Long before statistical whiz Nate Silver predicted the outcome of the 2012 presidential election and "Moneyball" became a household word, structural engineers employed the Monte Carlo method of simulating failures to fine-tune their designs of tall buildings and other critical structures. Now probabilistics is finding broader use among project estimators, planners and risk managers looking to cut down on schedule and cost variables that can suck valuable time, money and profit out of construction work.

Roughly 56% of firms involved in construction use probabilistic methods to manage risk, according to a 2012 study from the Construction Industry Institute. Over the course of two years, CII's research team surveyed more than 100 companies and found that 90% of the respondents received a return on investment of at least 1:10, while around a third saw an ROI of 1:100. "With such high returns on their investments, it is not surprising to find that many organizations are expanding their business practices to include probabilistic approaches to improving management of both project and corporate risk," the study says.

Participating organizations use three basic levels of analysis (see flow chart). The first two levels, identification and deterministic analysis, may satisfy the needs of most projects, the CII study says. The higher the project cost, the more likely firms are to use probabilistic risk analysis. Exotic delivery methods, novel designs and challenging locations may also trigger its use. On the flip side, firms report difficulty interpreting results, lack of organizational support and lack of technical expertise as barriers to executing the analysis.
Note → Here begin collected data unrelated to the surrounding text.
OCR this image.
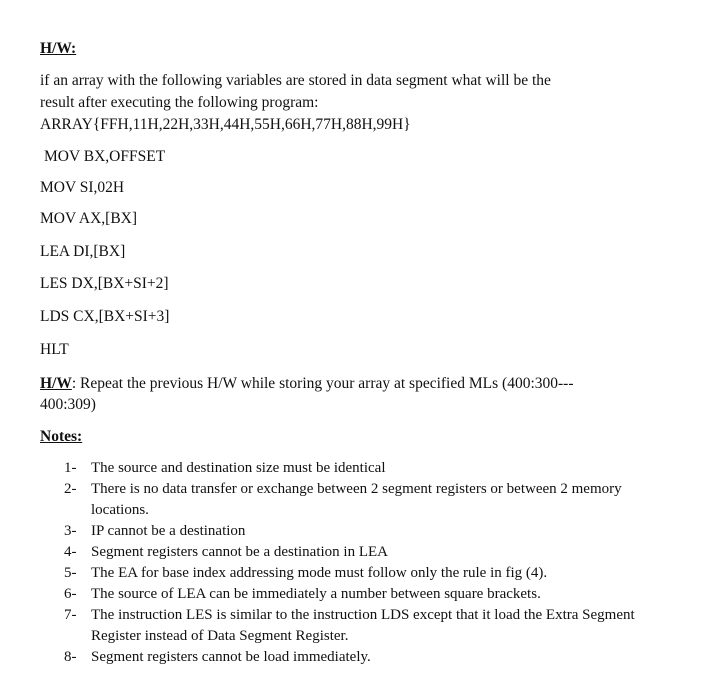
H/W:
if an array with the following variables are stored in data segment what will be the
result after executing the following program:
ARRAY{FFH,11H,22H,33H,44H,55H,66H,77H,88H,99H}
MOV BX,OFFSET
MOV SI,02H
MOV AX,[BX]
LEA DI,[BX]
LES DX,[BX+SI+2]
LDS CX,[BX+SI+3]
HLT
H/W: Repeat the previous H/W while storing your array at specified MLs (400:300---
400:309)
Notes:
1- The source and destination size must be identical
2- There is no data transfer or exchange between 2 segment registers or between 2 memory locations.
3- IP cannot be a destination
4- Segment registers cannot be a destination in LEA
5- The EA for base index addressing mode must follow only the rule in fig (4).
6- The source of LEA can be immediately a number between square brackets.
7- The instruction LES is similar to the instruction LDS except that it load the Extra Segment Register instead of Data Segment Register.
8- Segment registers cannot be load immediately.
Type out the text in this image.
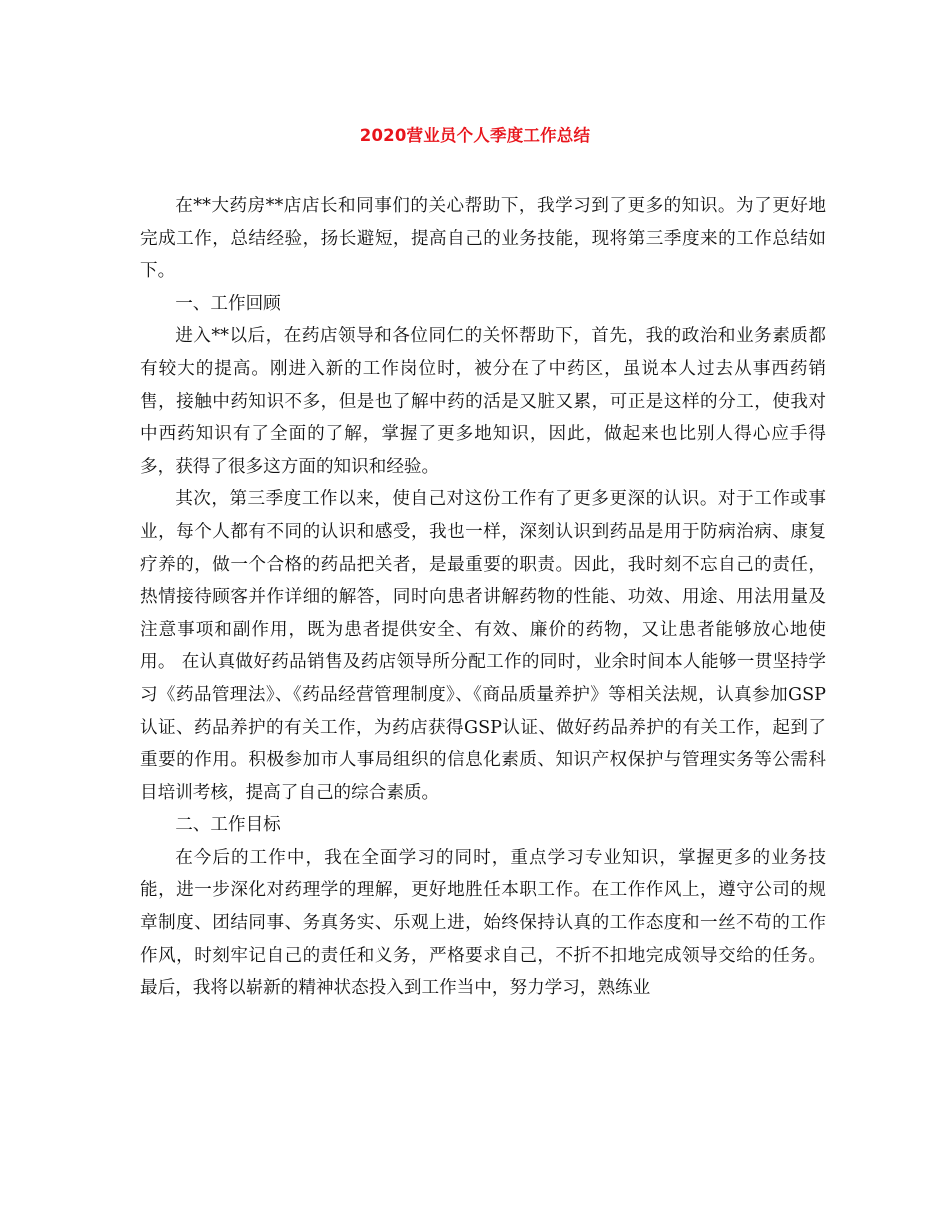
2020营业员个人季度工作总结

在**大药房**店店长和同事们的关心帮助下，我学习到了更多的知识。为了更好地完成工作，总结经验，扬长避短，提高自己的业务技能，现将第三季度来的工作总结如下。

一、工作回顾

进入**以后，在药店领导和各位同仁的关怀帮助下，首先，我的政治和业务素质都有较大的提高。刚进入新的工作岗位时，被分在了中药区，虽说本人过去从事西药销售，接触中药知识不多，但是也了解中药的活是又脏又累，可正是这样的分工，使我对中西药知识有了全面的了解，掌握了更多地知识，因此，做起来也比别人得心应手得多，获得了很多这方面的知识和经验。

其次，第三季度工作以来，使自己对这份工作有了更多更深的认识。对于工作或事业，每个人都有不同的认识和感受，我也一样，深刻认识到药品是用于防病治病、康复疗养的，做一个合格的药品把关者，是最重要的职责。因此，我时刻不忘自己的责任，热情接待顾客并作详细的解答，同时向患者讲解药物的性能、功效、用途、用法用量及注意事项和副作用，既为患者提供安全、有效、廉价的药物，又让患者能够放心地使用。 在认真做好药品销售及药店领导所分配工作的同时，业余时间本人能够一贯坚持学习《药品管理法》、《药品经营管理制度》、《商品质量养护》等相关法规，认真参加GSP认证、药品养护的有关工作，为药店获得GSP认证、做好药品养护的有关工作，起到了重要的作用。积极参加市人事局组织的信息化素质、知识产权保护与管理实务等公需科目培训考核，提高了自己的综合素质。

二、工作目标

在今后的工作中，我在全面学习的同时，重点学习专业知识，掌握更多的业务技能，进一步深化对药理学的理解，更好地胜任本职工作。在工作作风上，遵守公司的规章制度、团结同事、务真务实、乐观上进，始终保持认真的工作态度和一丝不苟的工作作风，时刻牢记自己的责任和义务，严格要求自己，不折不扣地完成领导交给的任务。最后，我将以崭新的精神状态投入到工作当中，努力学习，熟练业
Still, as statistics have become more visible in the public domain—such as in politics, finance and sports—and with more firms placing an emphasis on risk management, professionals have sought to become better forecasters. "There is much greater awareness in the general public and construction engineering and management community of risk and how risk and uncertain events can impact society at the project level," says Keith Molenaar, a construction engineering professor at University of Colorado, Boulder, and a CII report author. Several software companies, such as Primavera, now offer Monte Carlo simulators that can run on an everyday laptop.

Using statistical analysis to predict project risks helps firms make confident decisions, users say. "It's got some real meat-and-potatoes stuff behind it that will pass the red-face test with management," says Craig Relyea, manager of capital projects planning for Indianapolis-based Eli Lilly and Co. and another CII study author. Large-scale teams using it today include those building One World Trade Center in New York City and the Panama Canal expansion.

While not every owner or contractor may have the resources to run a computer simulation, they should perform a basic risk analysis, Molenaar says. "There is a level of sophistication that you have to have to be able to use the tools," he explains. "Anybody can interpret one number from an estimate, but to be able to look at a range of estimates and make a prediction from that output is a little bit challenging."